…pericoli

Il tifo sportivo è il terreno privilegiato di alcune dinamiche che tendono a semplificare la realtà rappresentandola come parodia della guerra. I supporters si sbeffeggiano e si provocano, a volte come singoli, più spesso in gruppi organizzati che da diversi decenni vengono chiamati ultras. In un simile contesto le normali regole della convivenza civile sembrano sospese. Buoni padri di famiglia, educati e apparentemente cittadini senza macchia, adottano linguaggi feroci e offensivi e si autorappresentano in vesti di potenziali guerriglieri. Ma non sempre è un gioco innocente, e la sentenza di condanna a Mladic, il boia di Srebrenica che diresse il pogrom sotto gli occhi non innocenti della civile Europa, sta lì a ricordarcelo. Parte della sua manodopera sanguinaria era composta dai supporters calcistici serbi, quelli che inneggiavano a un altro criminale di guerra, il famigerato comandante Arkan.
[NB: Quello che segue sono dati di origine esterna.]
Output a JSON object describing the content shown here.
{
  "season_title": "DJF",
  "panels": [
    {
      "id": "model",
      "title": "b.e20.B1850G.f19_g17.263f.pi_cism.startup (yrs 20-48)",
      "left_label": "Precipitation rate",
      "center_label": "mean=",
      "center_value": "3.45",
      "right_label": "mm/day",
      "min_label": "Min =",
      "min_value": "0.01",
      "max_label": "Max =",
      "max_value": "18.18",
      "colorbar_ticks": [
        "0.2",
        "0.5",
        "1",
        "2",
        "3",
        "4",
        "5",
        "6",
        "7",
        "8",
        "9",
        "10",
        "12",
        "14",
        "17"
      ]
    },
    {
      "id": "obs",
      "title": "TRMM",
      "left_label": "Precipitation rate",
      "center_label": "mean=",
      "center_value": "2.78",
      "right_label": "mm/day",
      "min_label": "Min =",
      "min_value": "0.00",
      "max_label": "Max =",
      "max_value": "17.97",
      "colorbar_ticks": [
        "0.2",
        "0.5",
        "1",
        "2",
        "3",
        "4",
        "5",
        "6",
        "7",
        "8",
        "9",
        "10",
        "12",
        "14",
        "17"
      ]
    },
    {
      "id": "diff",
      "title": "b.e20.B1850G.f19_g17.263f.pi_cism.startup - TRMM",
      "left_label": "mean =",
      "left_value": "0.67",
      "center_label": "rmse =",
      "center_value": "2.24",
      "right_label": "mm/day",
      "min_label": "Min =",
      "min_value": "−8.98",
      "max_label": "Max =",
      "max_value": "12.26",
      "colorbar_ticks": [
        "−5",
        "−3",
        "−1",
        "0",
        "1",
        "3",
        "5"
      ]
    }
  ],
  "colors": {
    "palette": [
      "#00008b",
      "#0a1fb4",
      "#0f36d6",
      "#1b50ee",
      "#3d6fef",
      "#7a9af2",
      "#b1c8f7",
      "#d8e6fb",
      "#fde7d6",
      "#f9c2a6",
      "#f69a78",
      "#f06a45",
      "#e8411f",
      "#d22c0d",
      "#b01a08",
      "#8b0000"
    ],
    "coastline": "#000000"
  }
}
Quando ci permettiamo di prendere sottogamba gli eccessi violenti che troppo spesso vengono tollerati nei nostri stadi compiamo un’operazione colpevole di mancata vigilanza. Accettare come semplici sfottò insulti verbali o l’utilizzo indiscriminato di simboli della Shoah (la foto di Anne Frank) oppure l’uso di linguaggi apertamente razzisti e antisemiti non è più tollerabile. E mentre oggi il signor Diaconale sul quotidiano l’Opinione si lamenta perché si applicano due pesi e due misure sembrando non capire il nocciolo della questione, sarà bene sottolineare che le curve degli stadi non sono – oggi – un luogo dell’innocenza. Si tratta di un terreno di elaborazione politica estremistica e pericolosa, sulla quale è necessario vigilare per difendere le regole fondamentali della convivenza democratica. Non è una questione di colori della propria squadra, ma di regole del vivere civile. Il mancato riconoscimento della pericolosità di questa dinamica, il costante ricorso ad alibi e paragoni e al sempre vivo “benaltrismo” (malattia tutta italiana), rende connivente chi tollera la violenza verbale del tifo. Non molto tempo fa in molti, troppi, tacquero e osservarono con indifferenza la rapida trasformazione degli ignobili tifosi di Belgrado in massacratori in mimetica nelle colline di Bosnia.